According to Park, Fitbit's health-minded products are in a different category than Apple Watch, which also packs in specialized fitness tracking features, reports The New York Times. Fitbit products are often simple, single-mode devices, whereas Apple crammed a little of everything into Watch.
"We look at it from a consumer point of view," Park said. Apple Watch "is a computing platform, but that's really the wrong way to approach this category from the very beginning."
Limiting functionality to activity monitoring, step counting and other health-related tasks makes Fitbit a less daunting consumer product than a multi-function Apple Watch, and it also keeps prices comparatively low. Fitbit started with basic activity tracking features and added functionality one step at a time, a strategy embodied by eight wearable offerings ranging from the $50 Zip to the $200 smartwatch-esque Blaze.
Hitting niche demographics at multiple price points is a benefit for Fitbit, which sold some 21.3 million units in 2015, nearly double the 10.9 million it moved a year prior. Still, big tech companies like Apple boast hundreds of millions of installed users, numbers that can quickly erode a smaller firm's marketshare. Moving forward, Park says Fitbit will need to remain vigilant when it comes to adding in new features like mobile payments and integration with the "Internet of Things."
"We're going to be very careful with how we include these things over time," he said. "I think one of the general knocks against smartwatches is that people still don't know what they're good for, so they've crammed everything in."

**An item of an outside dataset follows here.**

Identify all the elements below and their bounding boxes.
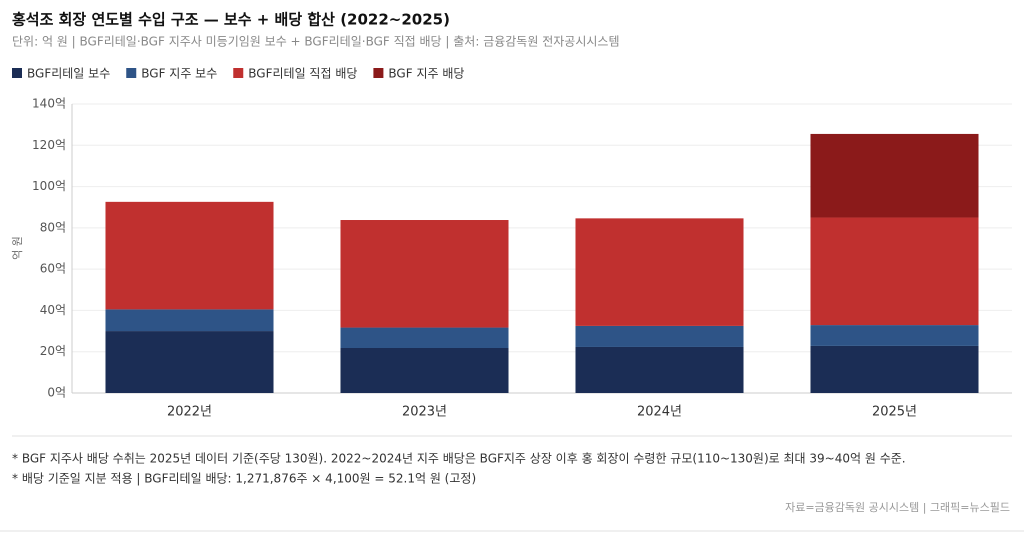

That being said, Fitbit's current success is at least in part thanks to Apple. When the iPhone 4S debuted in 2011 with support for accessory synching via Bluetooth 4.0, Park realized real-time connectivity opened the door to a slew of new fitness tracking possibilities. Playing off iPhone 4S, Fitbit moved to integrate Bluetooth into its upcoming products, a decision that delayed production by about six months but yielded a number of best sellers. Bluetooth connectivity is now standard on most wearables.